The report provides two adjustments:
- KeepTable and index of the pool-The speed of SQL can benefit from placing small tables (and related indexes) that frequently perform full table scans onKeepPool. The preceding reports show full table scans performed on large and small tables. By analyzing this report, we can quickly identify tables with less than 50 blocks and without the "K" label.KeepOptional objects of the pool.
Allocate tables, partitions, or indexesKeepThe pool is easy. You can use the alter system command to add or delete objects at will:
alter table CUSTOMER storage (buffer_pool KEEP);
- Possible missing Indexes-Full table scan for large tables may sometimes indicate missing indexes. Oracle's function-based indexes are especially suitable for this purpose, because any where clause can match a function-based index.
For example, the following is a function-based index using substr and to_char BIF:
create index
fbi_book
on book
(
substr(book_key,1,3)
||
to_char(book_retail_price)
);
In short,V $ SQL _planThe information contained in is an excellent way to execute system-level SQL adjustment.
In Oracle Database 10GWhat are the new features?
With Oracle Database 10GNow we can see that the cost-based SQL optimizer has been significantly improved internally, and the automatic SQL optimization mechanism is more convenient. For Oracle Database 10GMajor changes to the SQL optimizer include the following exciting topics:
- Rule-based optimizer is not supported-Even in Oracle Database 10GThere is a rule-based optimizer (RBO). Oracle strongly recommends that customers who use rule-based optimization do not hesitate. Websites that are still using RBO can switchFirst_rowsOptimizer_mode and set the parametersOptimizer_index_cost_adjAdjust to a small number (<25) so that the cost-based optimizer can simulate RBO behavior. Those that do not wantGThe store that changes its execution plan during the migration can use the Oracle optimizer scheduler stability feature to retain the pre-transplant rule-based execution plan.
- User-initiated buffer cache refresh-Now you can manually refresh the buffer cache between running test queries, so that you can diagnose and test the SQL Execution Process. For SQL unit tests, this data buffer clearing function ensures a unique SQL response time test and removes performance Variability Related to ram data cache.
- Sqlaccess Advisor-Sqlaccess advisor isDbms_advisorAn expert system inside the package can identify (and provide solution suggestions) performance issues of SQL Execution. It analyzes SQL statements from the database cache and recommends which indexes or materialized views need to be created, deleted, or retained.
Basic Cost knowledge
Although we already have a very detailed understanding of the optimizer, we need to constantly learn more, because each new version of the optimizer has become more powerful (and complex ). The main points of this Article include the general principles for adjusting the optimizer behavior:
- In rare cases, the value of the index column changes the optimal execution plan, and the bar chart provides the optimizer with detailed column information. Therefore, use a column chart only when it is proved appropriate.

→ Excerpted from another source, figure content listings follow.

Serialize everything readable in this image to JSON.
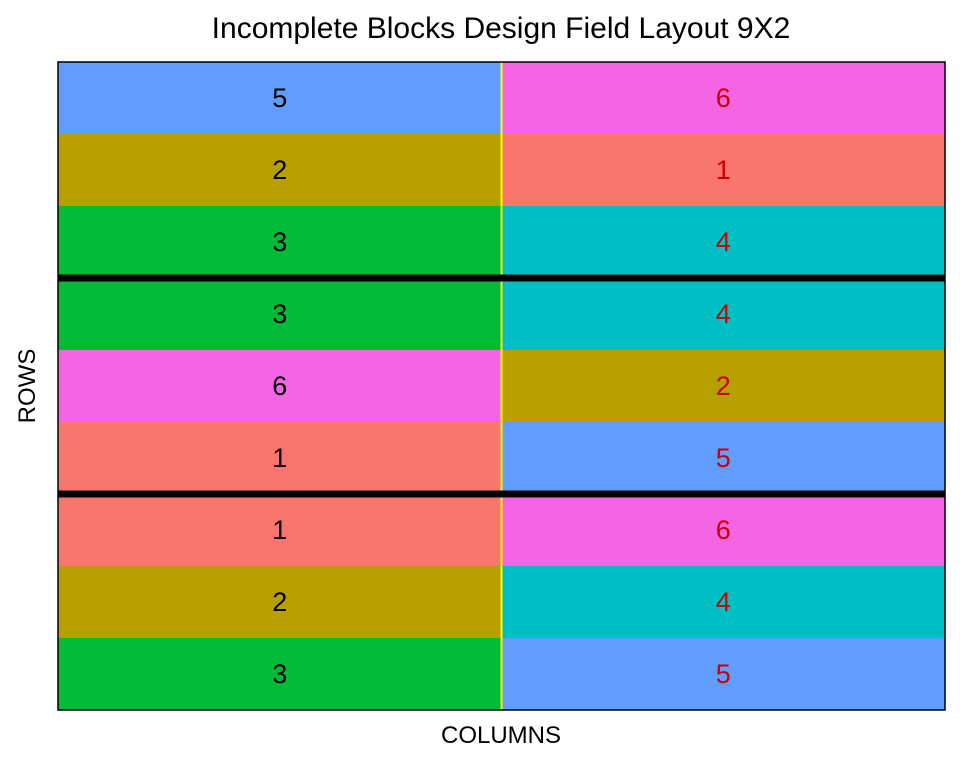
{
  "chart_data": {
    "type": "heatmap",
    "title": "Incomplete Blocks Design Field Layout 9X2",
    "xlabel": "COLUMNS",
    "ylabel": "ROWS",
    "n_rows": 9,
    "n_cols": 2,
    "block_size": 3,
    "cells": [
      [
        5,
        6
      ],
      [
        2,
        1
      ],
      [
        3,
        4
      ],
      [
        3,
        4
      ],
      [
        6,
        2
      ],
      [
        1,
        5
      ],
      [
        1,
        6
      ],
      [
        2,
        4
      ],
      [
        3,
        5
      ]
    ],
    "treatment_colors": {
      "1": "#F8766D",
      "2": "#B79F00",
      "3": "#00BA38",
      "4": "#00BFC4",
      "5": "#619CFF",
      "6": "#F564E3"
    },
    "label_colors": [
      "#000000",
      "#CC0000"
    ],
    "column_divider_color": "#FFFF00",
    "block_divider_color": "#000000"
  }
}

- It is not enough to compile an SQL statement that can obtain the correct data. Developers should be responsible for adjusting their SQL statements and training with optimal SQL formatting. They should understand how to useExplain planAndTkprof.
- The most common problems with SQL optimization are missing indexes (or unselective indexes) and unoptimized table join methods.
- The Oracle prompt is used to change the query execution plan, but should be used as the final means.
- V $ SQL _planThe view displays the execution plans of all SQL statements in the cache of the database. You can query this view to learn more about the SQL Execution Process.
Special thanks to Andrew Holdsworth, Oracle SQL elite.